L’amarezza e la preoccupazione di Claudio Minghini, agricoltore di Conselice, a oltre un anno dall’emergenza

"Allagamenti, neanche un centesimo di ristori"

"Allagamenti, neanche un centesimo di ristori"

"Ripartire non è stato facile ma alla fine, nonostante la mole di lavoro e le ingenti spese che si sono rese necessarie per ripristinare e rendere i terreni nuovamente coltivabili, si è per fortuna tornati, sia pur lentamente, a una sorta di normalità. Il problema è però un altro: se si esclude infatti una piccola parte di contributi erogati a ottobre da un fondo europeo destinato alle calamità e i contributi del Fondo mutualistico AgriCat (parzialmente erogati nelle scorse settimane), non si è ancora visto un solo centesimo dei ristori previsti dal Decreto Figliuolo". Ad oltre un anno dagli eventi alluvionali che misero in ginocchio una mezza Romagna, è amareggiato e preoccupato Claudio Minghini, figlio di Paolo, titolare dell’azienda agricola ‘Minghini Paolo’ sita in via Gardizza, a qualche chilometro a nord est di Conselice.

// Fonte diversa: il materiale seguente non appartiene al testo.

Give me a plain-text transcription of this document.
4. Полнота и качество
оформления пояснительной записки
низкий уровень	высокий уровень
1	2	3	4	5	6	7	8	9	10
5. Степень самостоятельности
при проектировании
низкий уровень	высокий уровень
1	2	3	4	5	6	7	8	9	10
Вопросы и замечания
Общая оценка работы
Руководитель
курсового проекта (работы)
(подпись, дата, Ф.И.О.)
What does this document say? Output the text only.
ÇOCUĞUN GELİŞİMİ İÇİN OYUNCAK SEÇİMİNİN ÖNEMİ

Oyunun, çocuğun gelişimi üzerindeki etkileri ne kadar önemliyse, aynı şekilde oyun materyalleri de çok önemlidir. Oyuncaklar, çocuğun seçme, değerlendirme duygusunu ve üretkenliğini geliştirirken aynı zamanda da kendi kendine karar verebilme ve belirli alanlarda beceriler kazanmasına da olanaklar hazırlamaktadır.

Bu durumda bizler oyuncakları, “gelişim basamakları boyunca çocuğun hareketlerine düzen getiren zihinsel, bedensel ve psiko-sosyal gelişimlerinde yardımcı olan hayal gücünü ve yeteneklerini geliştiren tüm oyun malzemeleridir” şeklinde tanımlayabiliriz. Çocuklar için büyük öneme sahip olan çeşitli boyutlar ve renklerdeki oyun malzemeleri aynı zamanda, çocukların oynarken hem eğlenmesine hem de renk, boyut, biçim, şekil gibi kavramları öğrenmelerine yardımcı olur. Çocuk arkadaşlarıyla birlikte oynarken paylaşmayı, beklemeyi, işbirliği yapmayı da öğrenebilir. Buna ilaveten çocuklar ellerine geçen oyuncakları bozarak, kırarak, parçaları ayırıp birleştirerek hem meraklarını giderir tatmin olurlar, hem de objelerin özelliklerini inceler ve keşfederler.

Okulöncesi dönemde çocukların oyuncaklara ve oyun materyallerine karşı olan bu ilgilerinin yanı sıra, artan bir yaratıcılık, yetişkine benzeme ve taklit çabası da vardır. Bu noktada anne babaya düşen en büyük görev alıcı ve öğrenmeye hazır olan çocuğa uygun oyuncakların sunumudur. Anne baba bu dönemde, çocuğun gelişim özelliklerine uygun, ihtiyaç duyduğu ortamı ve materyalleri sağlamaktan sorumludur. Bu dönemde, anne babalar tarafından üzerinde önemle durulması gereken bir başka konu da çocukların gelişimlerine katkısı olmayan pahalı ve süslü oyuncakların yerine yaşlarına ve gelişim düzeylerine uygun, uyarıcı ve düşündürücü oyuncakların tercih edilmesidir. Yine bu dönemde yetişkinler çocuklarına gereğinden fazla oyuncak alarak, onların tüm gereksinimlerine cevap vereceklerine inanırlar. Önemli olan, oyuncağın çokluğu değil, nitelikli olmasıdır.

"Nel caso della nostra azienda – spiega il 46enne – si è appena conclusa una campagna cerealicola che, malgrado i timori legati ai terreni dilavati e destrutturati da quel ‘mare’ d’acqua, è da considerarsi più che soddisfacente sia in termini di qualità che di quantità. Restano però problematiche di non poco conto da ricollegarsi al catastrofico evento di 14 mesi fa". In quei giorni, all’interno dei due capannoni dell’azienda, l’acqua raggiunse due metri di altezza. "Trattori ed attrezzature agricole – ricorda Claudio – furono resi inutilizzabili da quel micidiale mix di acqua e fango. Senza ovviamente dimenticare le colture, nel mio caso una quarantina di ettari di terreni coltivati a mais, frumento, erba medica e colture da seme, che finirono sott’acqua, per un danno complessivo di alcune centinaia di migliaia di euro". A oltre un anno da quel catastrofico evento, Minghini, come del resto la stragrande maggioranza dei suoi colleghi, esprime preoccupazione a causa dei "tempi di rimborso relativi al Decreto Figliuolo – osserva – che si stanno allungando a dismisura" unitamente al timore "che non si ottenga quanto richiesto, o quantomeno la quasi totalità dello stesso. È una questione complicata, anche perché l’accesso a ‘Sfinge Alluvione 2023’ (portale tramite il quale le imprese e le persone fisiche interessati dagli eventi alluvionali verificatisi dall’1 maggio 2023 in Emilia Romagna, possono compilare e inoltrare le domande di rimborso, ndr) è stato attivato soltanto qualche mese fa; per poter inserire i danni ‘reali’ occorsi a strutture, terreni, fossi, scoli, strade ecc, è richiesta una perizia asseverata che, nel mio caso, è iniziata a luglio 2023 ma, ad oggi, non è ancora conclusa a causa della continua richiesta di integrazioni. Sta di fatto che, per problemi di carattere soprattutto burocratico, dopo oltre un anno non si è ancora visto un quattrino". Conclude Minghini: "C’è amarezza, perché per proseguire l’attività abbiamo ad oggi investito soprattutto risorse nostre. Quindi, l’auspicio è che le tanto decantate promesse siano mantenute, e che anche per gli agricoltori i rimborsi arrivino in tempi rapidi".